Busca sem resultado
jusbrasil.com.br
19 de Abril de 2024

STJ inova em recurso repetitivo e questão bilionária de usineiros ruma ao STF

Publicado por Consultor Jurídico
há 10 anos

A sistemática dos filtros processuais no Superior Tribunal de Justiça e no Supremo Tribunal Federal veio com a promessa de racionalizar os julgamentos. Uma decisão pode dar fim a milhares de processos, economizando o tempo dos julgadores e das partes. Mas a sistemática também tem seu lado sombrio. Basta uma decisão em recurso repetitivo que inove no ordenamento, em vez de reafirmar jurisprudência pacífica, para provocar um colapso.

É o que promete decisão recente em uma das mais antigas — e custosas — brigas envolvendo a União: a das indenizações às usinas sucroalcooleiras e plantadores de cana por preços que foram congelados abaixo do custo pelo governo federal nas décadas de 1980 e 1990. A disputa é estimada em R$ 107 bilhões pela Advocacia-Geral da União e envolve pelo menos 270 interessados, que multiplicam seus pedidos em milhares de processos e recursos na Justiça.

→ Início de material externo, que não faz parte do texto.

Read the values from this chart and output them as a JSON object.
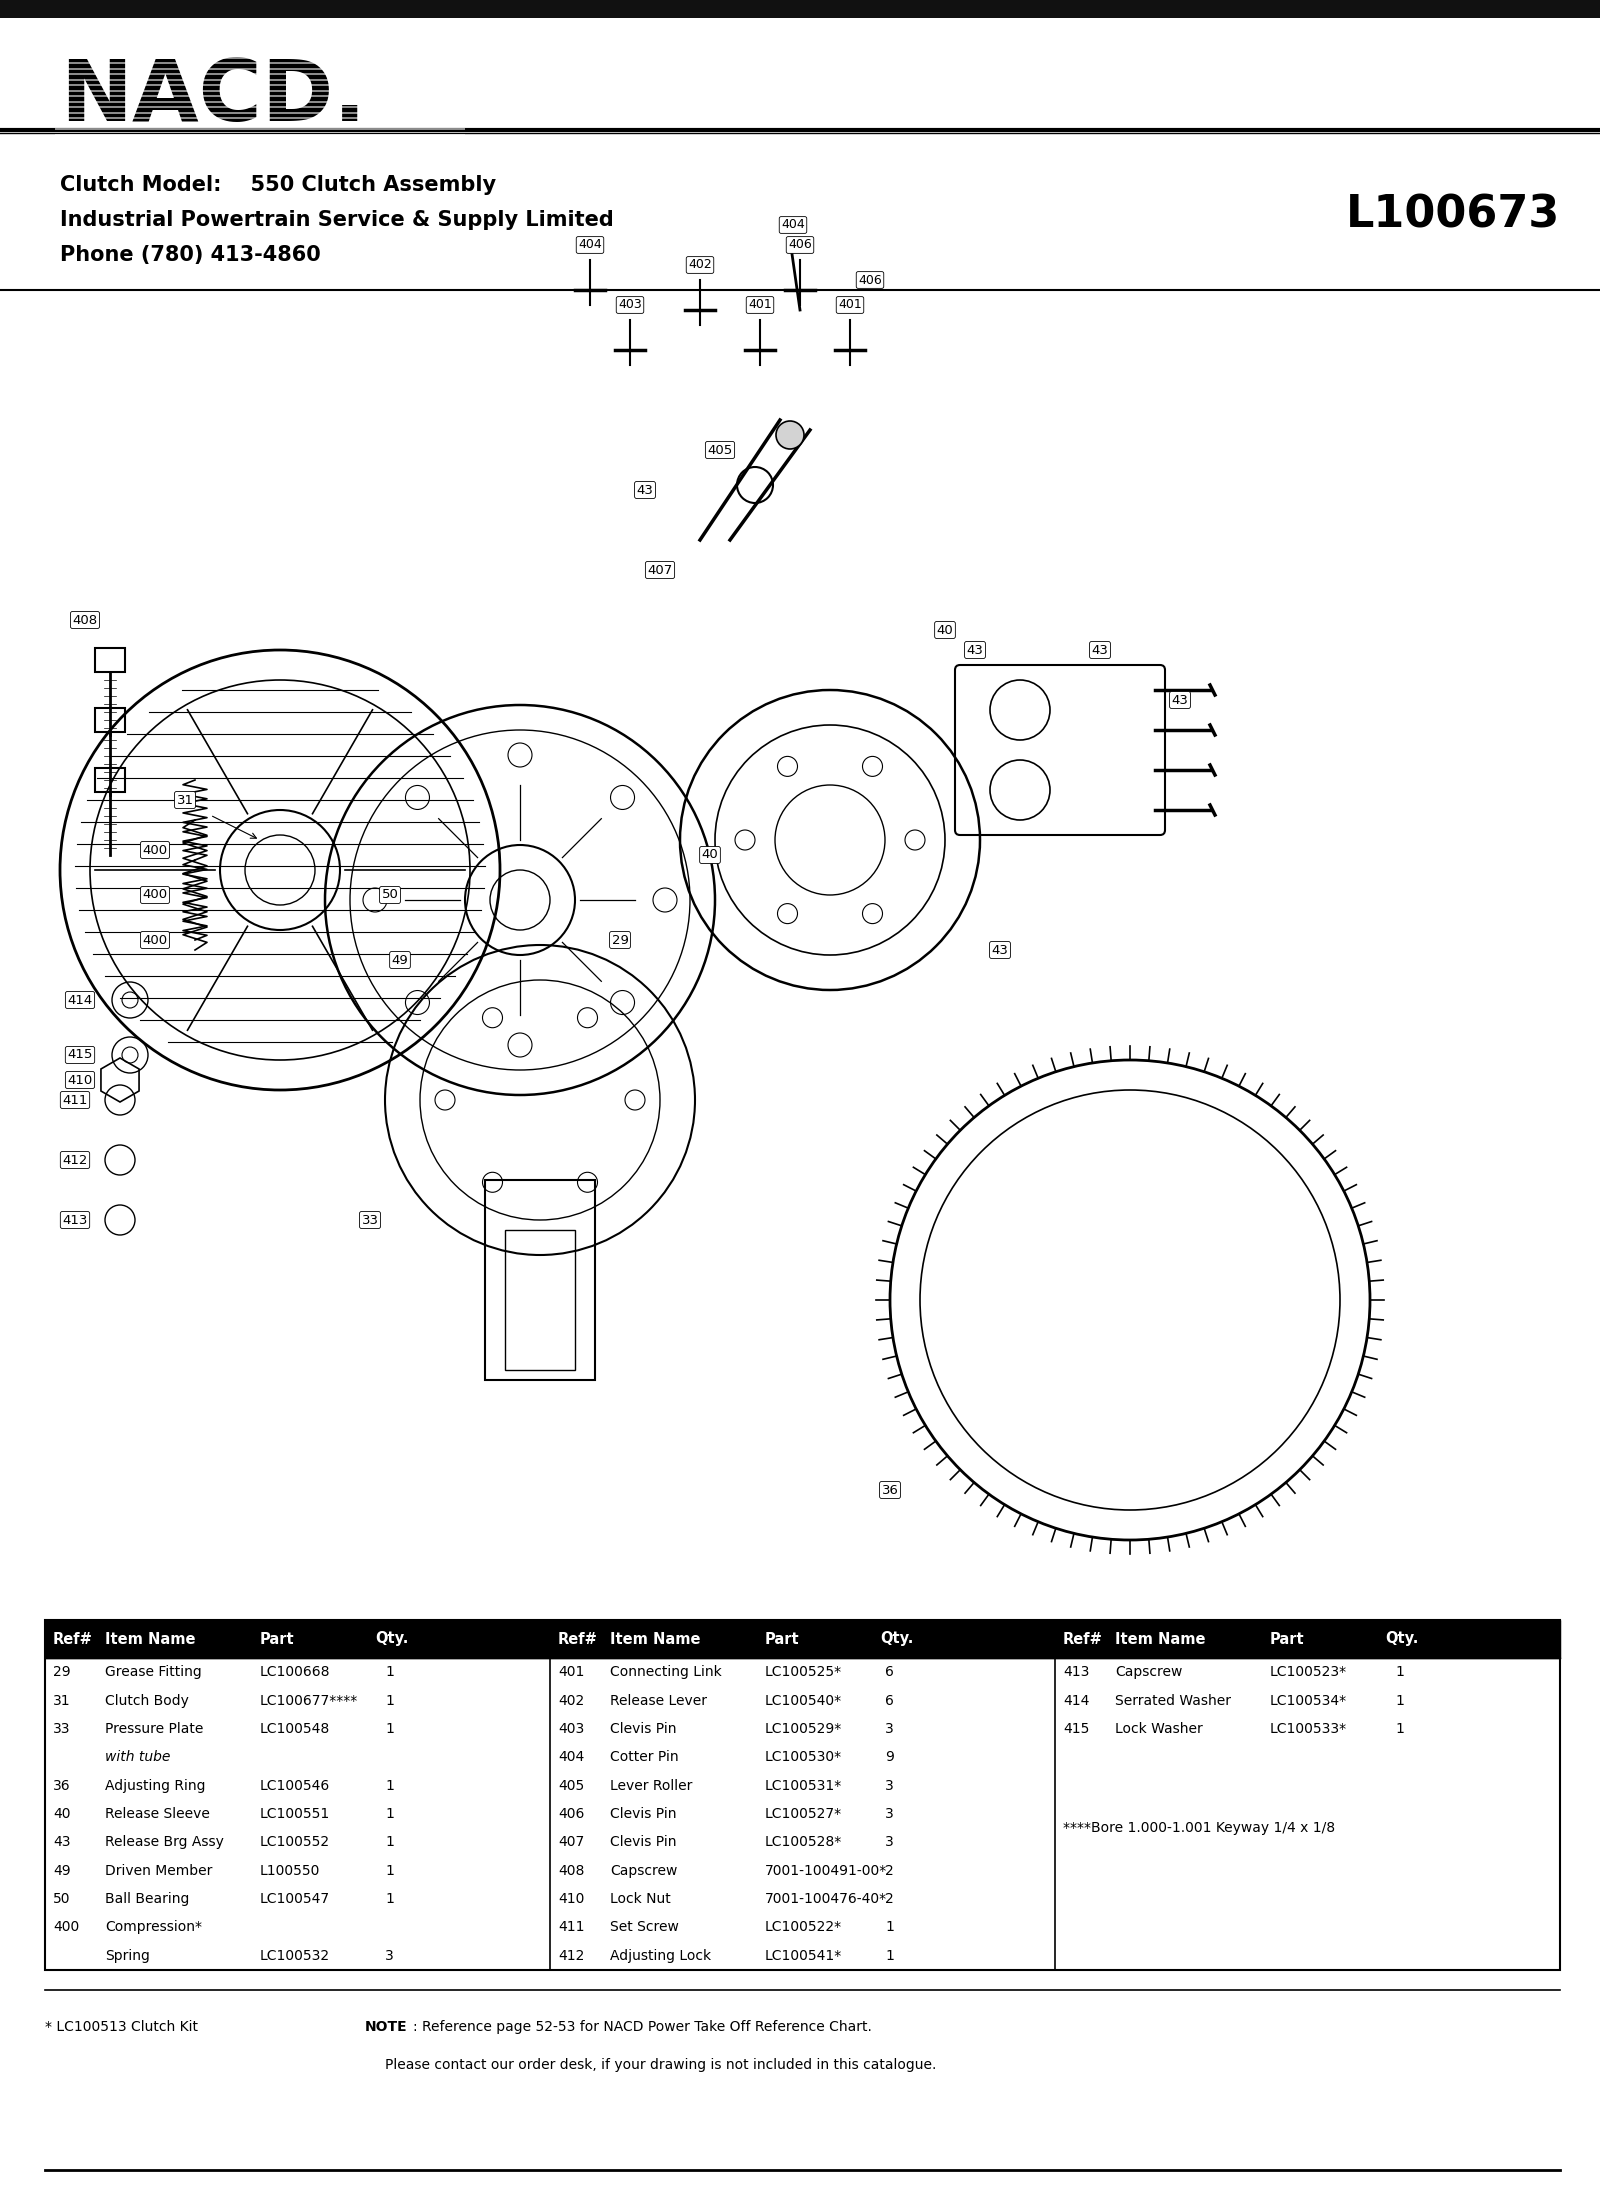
{
  "page_width": 16.0,
  "page_height": 22.12,
  "bg_color": "#ffffff",
  "top_bar_color": "#111111",
  "logo_text": "NACD.",
  "header_line1": "Clutch Model:    550 Clutch Assembly",
  "header_line2": "Industrial Powertrain Service & Supply Limited",
  "header_line3": "Phone (780) 413-4860",
  "doc_number": "L100673",
  "col1_rows": [
    [
      "29",
      "Grease Fitting",
      "LC100668",
      "1"
    ],
    [
      "31",
      "Clutch Body",
      "LC100677****",
      "1"
    ],
    [
      "33",
      "Pressure Plate",
      "LC100548",
      "1"
    ],
    [
      "",
      "with tube",
      "",
      ""
    ],
    [
      "36",
      "Adjusting Ring",
      "LC100546",
      "1"
    ],
    [
      "40",
      "Release Sleeve",
      "LC100551",
      "1"
    ],
    [
      "43",
      "Release Brg Assy",
      "LC100552",
      "1"
    ],
    [
      "49",
      "Driven Member",
      "L100550",
      "1"
    ],
    [
      "50",
      "Ball Bearing",
      "LC100547",
      "1"
    ],
    [
      "400",
      "Compression*",
      "",
      ""
    ],
    [
      "",
      "Spring",
      "LC100532",
      "3"
    ]
  ],
  "col2_rows": [
    [
      "401",
      "Connecting Link",
      "LC100525*",
      "6"
    ],
    [
      "402",
      "Release Lever",
      "LC100540*",
      "6"
    ],
    [
      "403",
      "Clevis Pin",
      "LC100529*",
      "3"
    ],
    [
      "404",
      "Cotter Pin",
      "LC100530*",
      "9"
    ],
    [
      "405",
      "Lever Roller",
      "LC100531*",
      "3"
    ],
    [
      "406",
      "Clevis Pin",
      "LC100527*",
      "3"
    ],
    [
      "407",
      "Clevis Pin",
      "LC100528*",
      "3"
    ],
    [
      "408",
      "Capscrew",
      "7001-100491-00*",
      "2"
    ],
    [
      "410",
      "Lock Nut",
      "7001-100476-40*",
      "2"
    ],
    [
      "411",
      "Set Screw",
      "LC100522*",
      "1"
    ],
    [
      "412",
      "Adjusting Lock",
      "LC100541*",
      "1"
    ]
  ],
  "col3_rows": [
    [
      "413",
      "Capscrew",
      "LC100523*",
      "1"
    ],
    [
      "414",
      "Serrated Washer",
      "LC100534*",
      "1"
    ],
    [
      "415",
      "Lock Washer",
      "LC100533*",
      "1"
    ]
  ],
  "col3_note": "****Bore 1.000-1.001 Keyway 1/4 x 1/8",
  "footer_kit": "* LC100513 Clutch Kit",
  "footer_note1": "NOTE: Reference page 52-53 for NACD Power Take Off Reference Chart.",
  "footer_note2": "Please contact our order desk, if your drawing is not included in this catalogue."
}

No fim de 2013, depois de décadas de disputas, o STJ resolveu julgar um recurso repetitivo sobre o tema. Os ministros, confirmando a jurisprudência até então, reconheceram que o governo deve indenizar as fabricantes de álcool. Mas surpreendeu a todos ao estabelecer um critério que, na prática, esvaziou sua própria decisão: obrigou os usineiros a comprovar prejuízos com o tabelamento. Lançou, assim, sobre os prejudicados o ônus de mostrar algo óbvio: que a União, ao desobedecer a critérios estabelecidos em lei para fixar os valores, cometeu ato ilegal que causou o inclusive o fechamento de empresas. No limite, o raciocínio pune empresários que, à época, conseguiram reduzir os prejuízos e premia quem desistiu de tentar.

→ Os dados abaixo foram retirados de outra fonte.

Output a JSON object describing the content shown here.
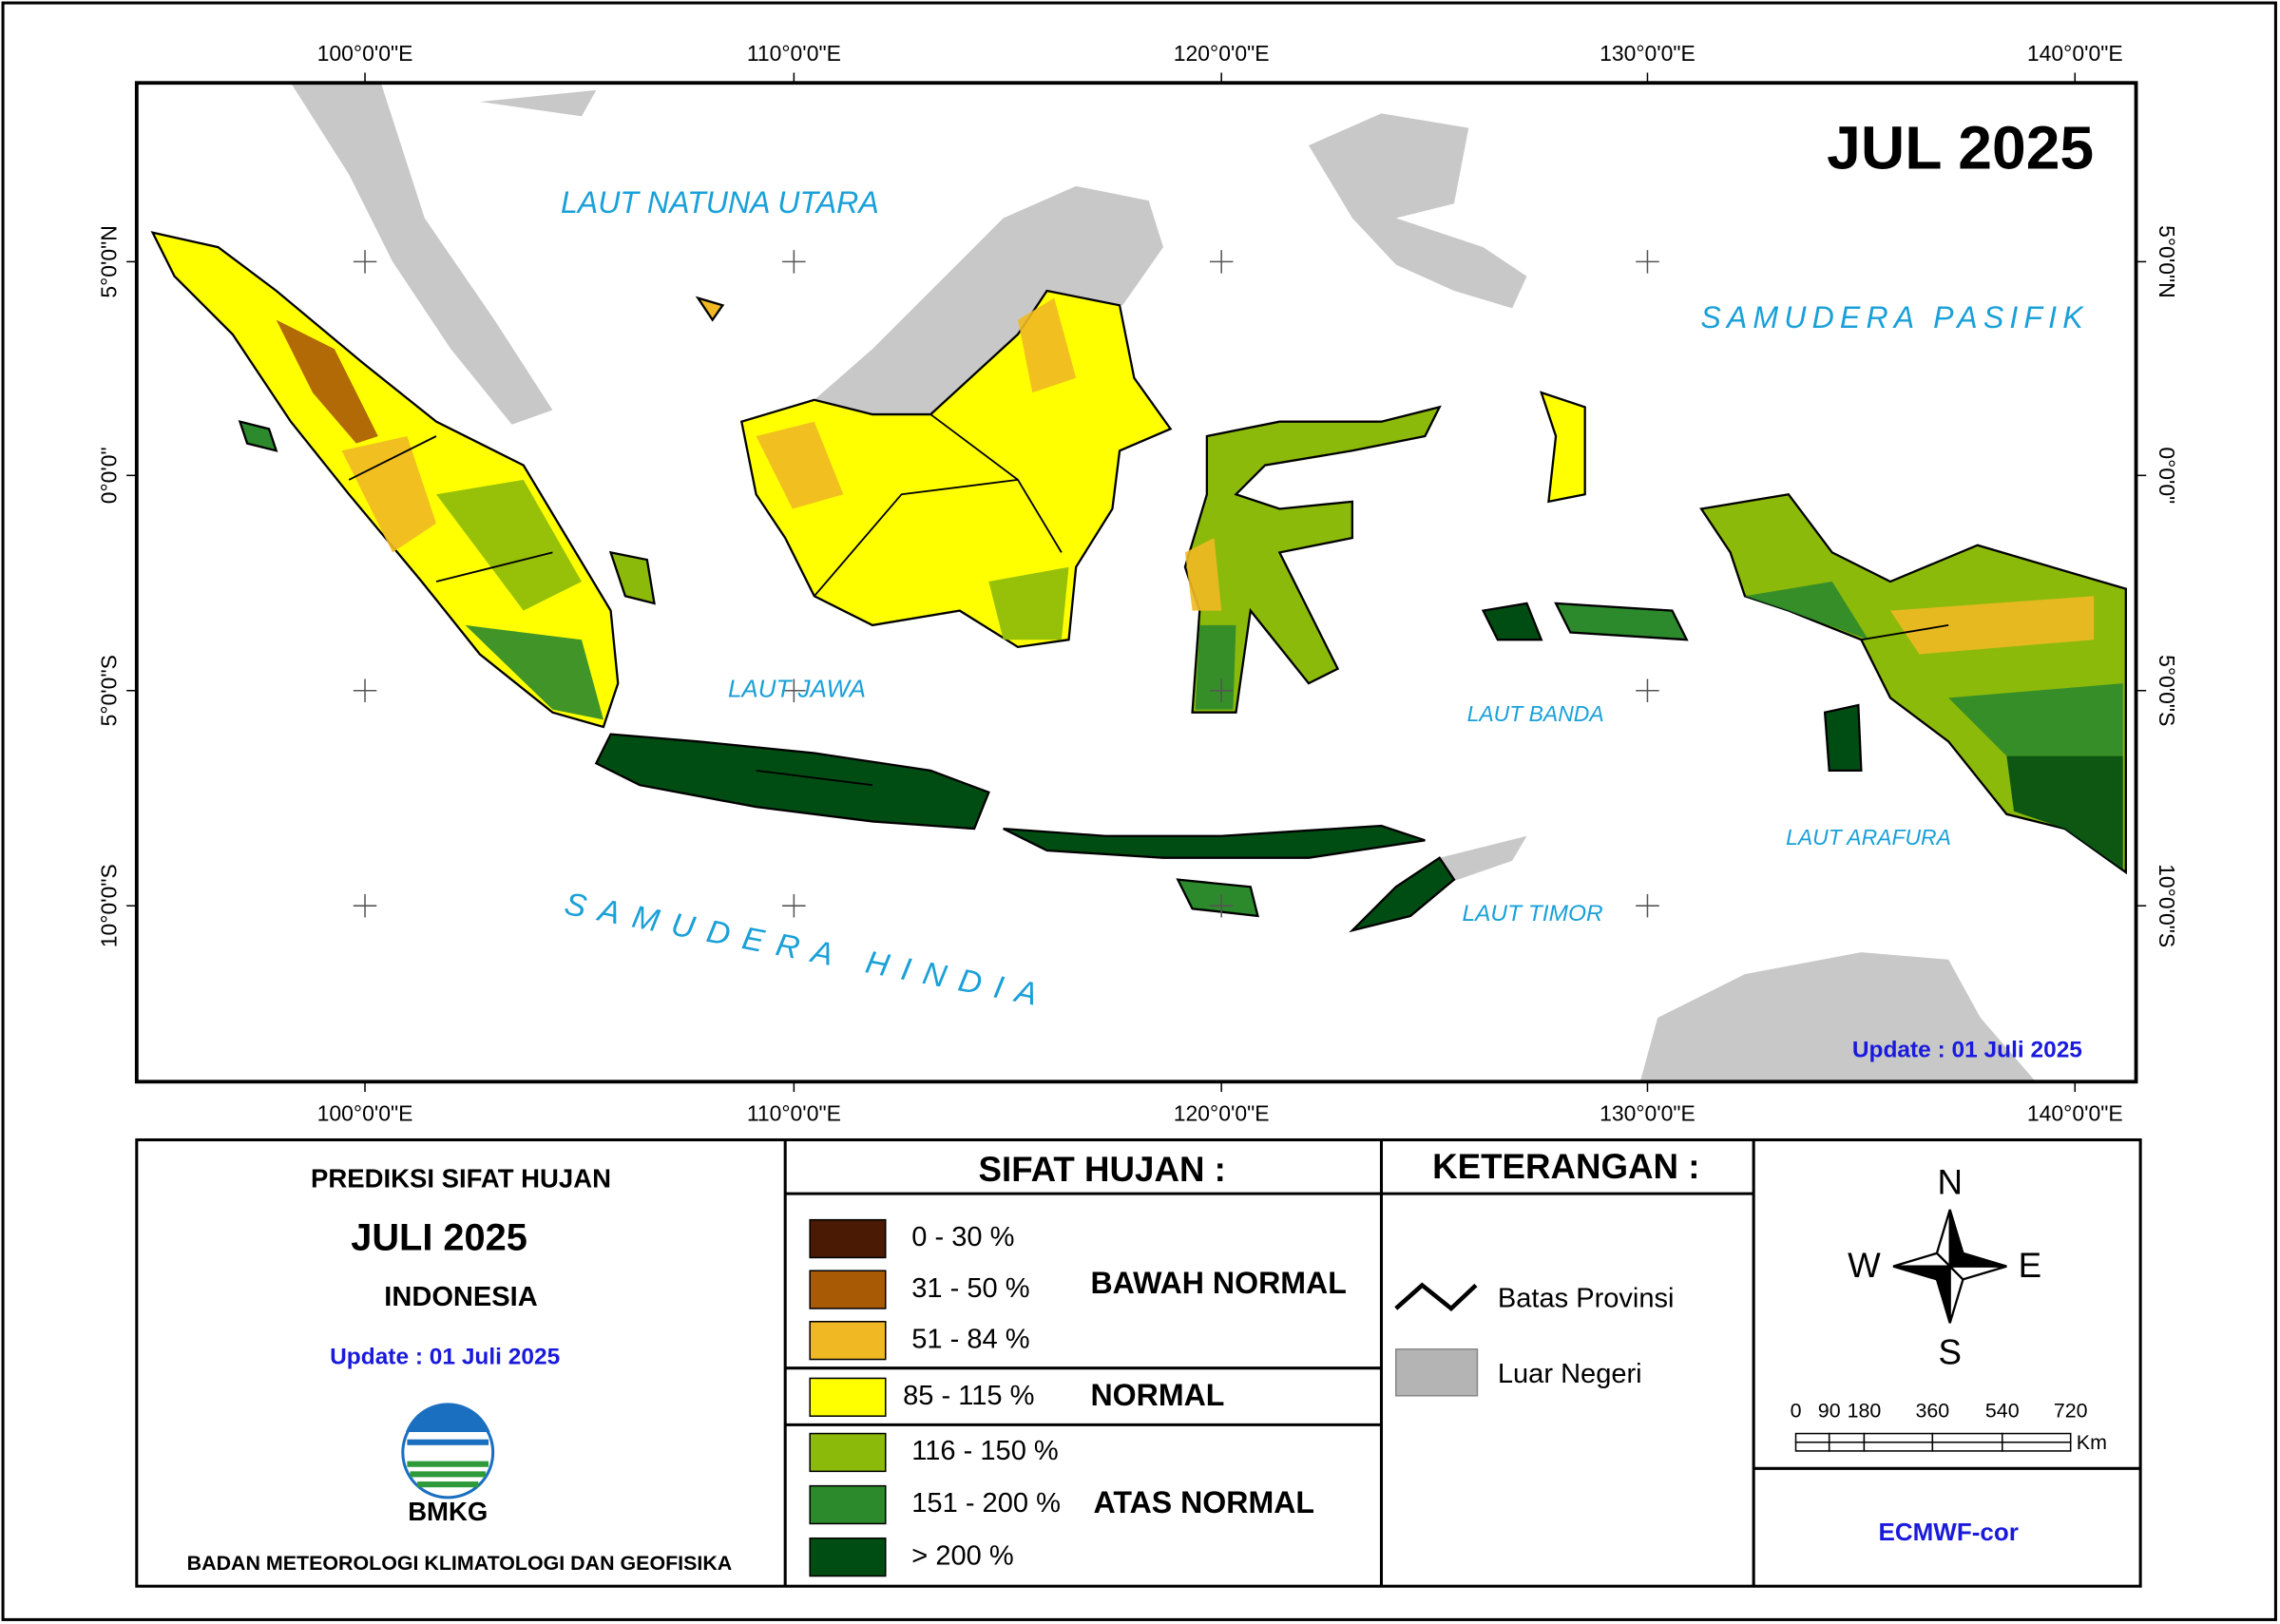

Os ministros ainda fixaram a data de 31 de janeiro de 1991 como termo final do direito às indenizações — mais uma vez inovando em um repetitivo. O limite temporal se deu em referência a uma lei que deu atribuições ao Ministério da Fazenda para determinar os preços, agora entendida pelo STJ como uma revogação dos critérios legais anteriores.

STJ inova em recurso repetitivo e questo bilionria de usineiros ruma ao STF

Bola nas costas

A decisão do ano passado foi tomada pela 1ª Seção no Recurso Especial 1.347.136, relatado pela ministra Eliana Calmon (foto), por cinco votos a quatro. Até então, havia mais de 40 julgados favoráveis às indenizações no STJ e outros 30 no STF. A mudança repentina de direção ilustra o que já reconhecera um antigo integrante da corte, o ministro Humberto Gomes de Barros, hoje aposentado. Em um voto lendário, ele comparou os julgamentos do STJ às manobras de um piloto de lancha tentando derrubar os passageiros, como em um “banana boat”, mas, no caso, quem cai na água fria são os jurisdicionados — clique aqui para ler o voto.

Como mudança de entendimento foi feita logo em recurso repetitivo, os advogados estudam como fazer para convencer as instâncias inferiores a não seguir a decisão do STJ, e sim obedecer ao Supremo. Eles também não sabem como serão tratadas as execuções de decisões já transitadas em julgado, tampouco as ações rescisórias ajuizadas contra julgados alinhados à posição do STF.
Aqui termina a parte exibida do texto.